A team of scientists from Johns Hopkins and other institutions report that restoring tiny, hair-like structures to defective cells in the olfactory system of mice is enough to restore a lost sense of smell. The results of the experiments were published online this week in Nature Medicine, and are believed to represent the first successful application of gene therapy to restore this function in live mammals.
An expert in olfaction, Randall Reed, professor of molecular biology and genetics and co-director of the Center for Sensory Biology at the Johns Hopkins Institute for Basic Biomedical Sciences, cautions that researchers are still years away from applying the same therapy in people and that, if and when it comes, it will likely be most effective for those who suffer from anosmia (lack of smell) due to inherited genetic disorders. “But our work has already contributed to a better understanding of the cellular factors involved in anosmia, and that will give us insights into other neurological disorders, as well,” he says.

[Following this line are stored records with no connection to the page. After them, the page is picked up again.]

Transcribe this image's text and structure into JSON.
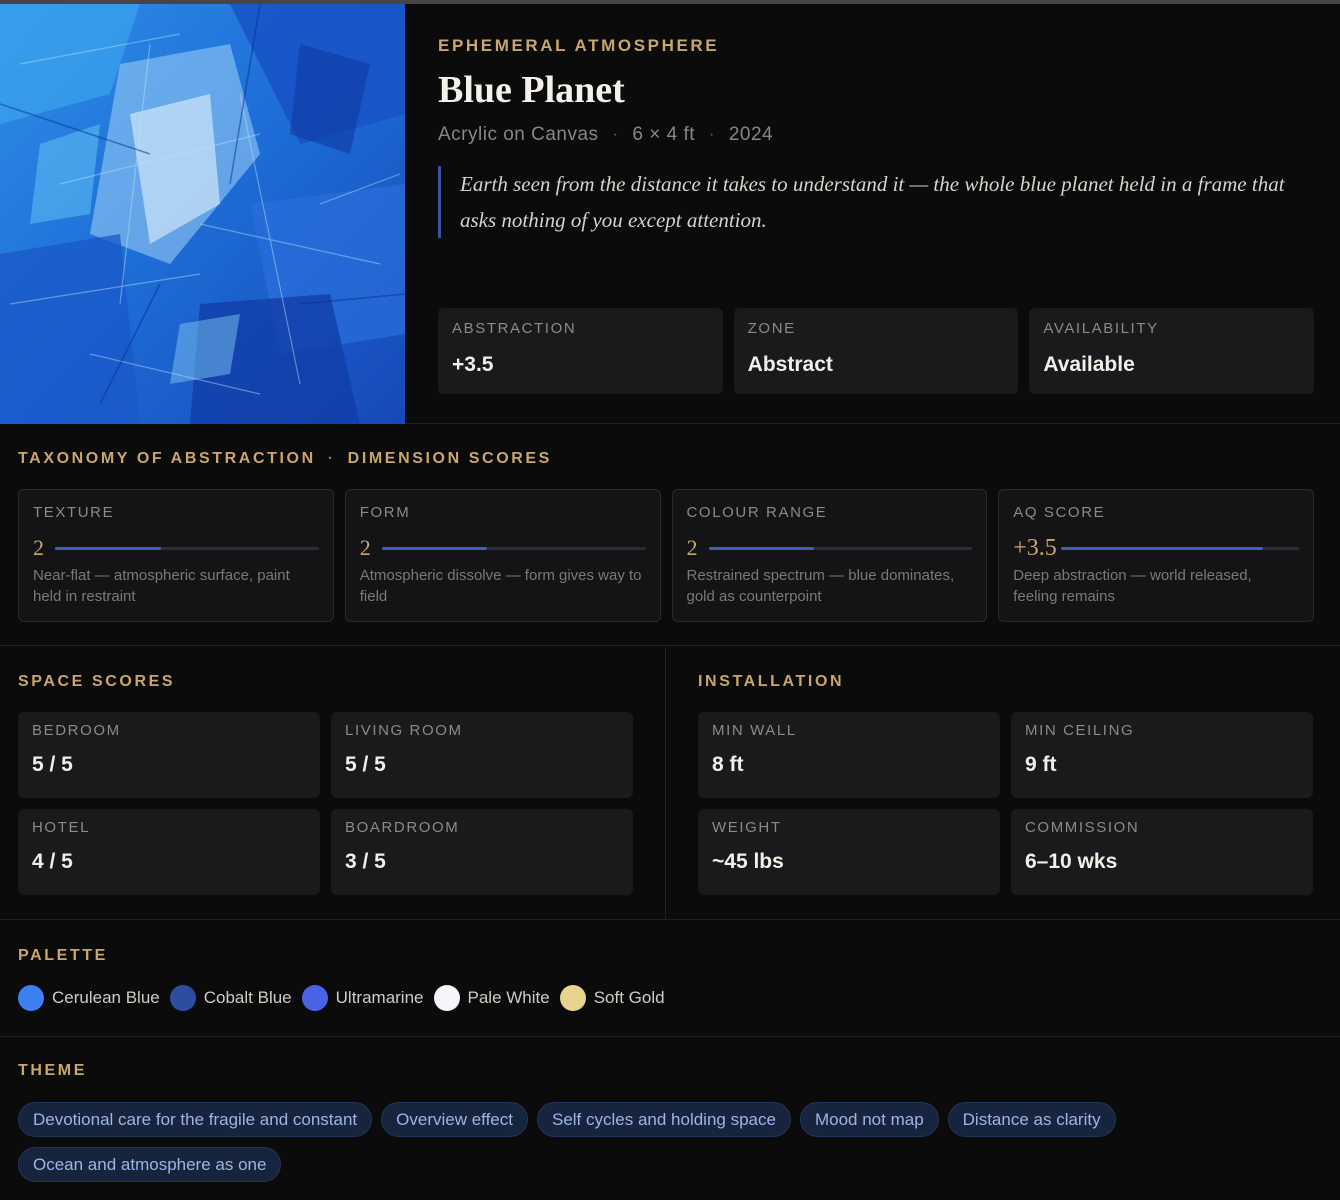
{
  "artwork": {
    "collection": "EPHEMERAL ATMOSPHERE",
    "title": "Blue Planet",
    "medium": "Acrylic on Canvas",
    "size": "6 × 4 ft",
    "year": "2024",
    "separator": "·",
    "statement": "Earth seen from the distance it takes to understand it — the whole blue planet held in a frame that asks nothing of you except attention."
  },
  "hero_cards": [
    {
      "label": "ABSTRACTION",
      "value": "+3.5"
    },
    {
      "label": "ZONE",
      "value": "Abstract"
    },
    {
      "label": "AVAILABILITY",
      "value": "Available"
    }
  ],
  "taxonomy": {
    "heading": "TAXONOMY OF ABSTRACTION",
    "separator": "·",
    "subheading": "DIMENSION SCORES",
    "dimensions": [
      {
        "label": "TEXTURE",
        "score": "2",
        "fill": 0.4,
        "desc": "Near-flat — atmospheric surface, paint held in restraint"
      },
      {
        "label": "FORM",
        "score": "2",
        "fill": 0.4,
        "desc": "Atmospheric dissolve — form gives way to field"
      },
      {
        "label": "COLOUR RANGE",
        "score": "2",
        "fill": 0.4,
        "desc": "Restrained spectrum — blue dominates, gold as counterpoint"
      },
      {
        "label": "AQ SCORE",
        "score": "+3.5",
        "fill": 0.85,
        "desc": "Deep abstraction — world released, feeling remains"
      }
    ]
  },
  "space_scores": {
    "heading": "SPACE SCORES",
    "items": [
      {
        "label": "BEDROOM",
        "value": "5 / 5"
      },
      {
        "label": "LIVING ROOM",
        "value": "5 / 5"
      },
      {
        "label": "HOTEL",
        "value": "4 / 5"
      },
      {
        "label": "BOARDROOM",
        "value": "3 / 5"
      }
    ]
  },
  "installation": {
    "heading": "INSTALLATION",
    "items": [
      {
        "label": "MIN WALL",
        "value": "8 ft"
      },
      {
        "label": "MIN CEILING",
        "value": "9 ft"
      },
      {
        "label": "WEIGHT",
        "value": "~45 lbs"
      },
      {
        "label": "COMMISSION",
        "value": "6–10 wks"
      }
    ]
  },
  "palette": {
    "heading": "PALETTE",
    "colors": [
      {
        "name": "Cerulean Blue",
        "hex": "#3b7ff0"
      },
      {
        "name": "Cobalt Blue",
        "hex": "#2d4ea0"
      },
      {
        "name": "Ultramarine",
        "hex": "#4a63e6"
      },
      {
        "name": "Pale White",
        "hex": "#f4f6fb"
      },
      {
        "name": "Soft Gold",
        "hex": "#e9d48f"
      }
    ]
  },
  "theme": {
    "heading": "THEME",
    "tags": [
      "Devotional care for the fragile and constant",
      "Overview effect",
      "Self cycles and holding space",
      "Mood not map",
      "Distance as clarity",
      "Ocean and atmosphere as one"
    ]
  }
}
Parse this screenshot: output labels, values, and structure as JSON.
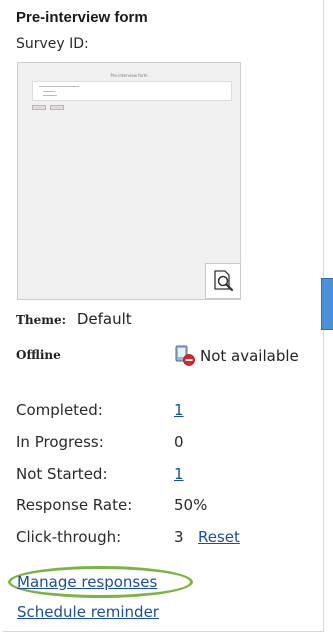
{
  "panel": {
    "title": "Pre-interview form",
    "survey_id_label": "Survey ID:",
    "preview": {
      "mini_title": "Pre-interview form"
    },
    "theme": {
      "label": "Theme:",
      "value": "Default"
    },
    "offline": {
      "label": "Offline",
      "value": "Not available",
      "icon": "offline-unavailable-icon"
    },
    "stats": {
      "completed": {
        "label": "Completed:",
        "value": "1"
      },
      "in_progress": {
        "label": "In Progress:",
        "value": "0"
      },
      "not_started": {
        "label": "Not Started:",
        "value": "1"
      },
      "response_rate": {
        "label": "Response Rate:",
        "value": "50%"
      },
      "click_through": {
        "label": "Click-through:",
        "value": "3",
        "reset_label": "Reset"
      }
    },
    "actions": {
      "manage": "Manage responses",
      "schedule": "Schedule reminder"
    }
  },
  "colors": {
    "link": "#1b4f9c",
    "highlight_ring": "#7cb342",
    "side_tab": "#4a90d9"
  }
}
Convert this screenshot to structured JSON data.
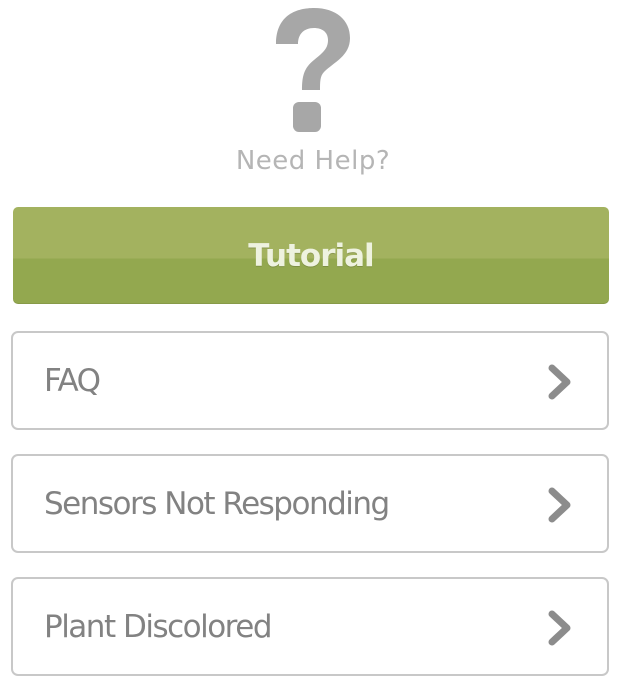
{
  "header": {
    "icon": "question-mark-icon",
    "title": "Need Help?"
  },
  "tutorial": {
    "label": "Tutorial"
  },
  "items": [
    {
      "label": "FAQ",
      "icon": "chevron-right-icon"
    },
    {
      "label": "Sensors Not Responding",
      "icon": "chevron-right-icon"
    },
    {
      "label": "Plant Discolored",
      "icon": "chevron-right-icon"
    }
  ],
  "colors": {
    "accent": "#9CAE5A",
    "text": "#828282",
    "icon": "#A7A7A7",
    "border": "#C8C8C8"
  }
}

The mice used in the current study carried a genetic mutation that destroyed the production of a protein critical for the functioning of cilia in the cells responsible for smell, called olfactory sensory neurons. These specialized cells each display several of the protruding, hair-like structures that contain receptors for odorants. Without functional cilia, the cells become a broken link in the chain of events necessary for proper odor detection in the environment, the researchers explain.
Beginning with a common cold virus, which readily infects the cells of the nasal cavity, researchers replaced some of the viral genes with a corrected version of the defective cilia gene. They then infected smelling-impaired mice with the altered virus, delivering the corrected gene to the olfactory neural cells that needed it.
At the cellular level, scientists saw a restoration of proper chemical signaling between nerve cells after the treated mice were stimulated with various odorants. Perhaps even more indicative of their success, Reed says, was the 60 percent increase in body weight that the mice experienced once they could smell their meals, leading to increased appetite. Many people with anosmia lose weight because aromas play a significant part in creating appetite and food enjoyment.
Researchers are optimistic about the broader implications of this work, Reed notes, because cilia are not only important to olfactory cells, but also to cells all over the body, from the kidney to the eye. The fact that they were able to treat live mice with a therapy that restored cilia function in one sensory system suggests that similar techniques could be used to treat cilia disorders elsewhere.
“We also hope this stimulates the olfactory research community to look at anosmia caused by other factors, such as head trauma and degenerative diseases,” says senior author Jeffrey Martens, an associate professor of pharmacology at the Univ. of Michigan. “We know a lot about how this system works – now have to look at how to fix it when it malfunctions.”
The study was funded by the National Institutes of Health: National Institute on Deafness and Other Communication Disorders, National Institute of Diabetes and Digestive and Kidney Diseases, National Institute of Child Health and Human Development and National Eye Institute. Additional funding sources included L’Agence Nationale de la Recherche and the European Community’s Seventh Framework Programme.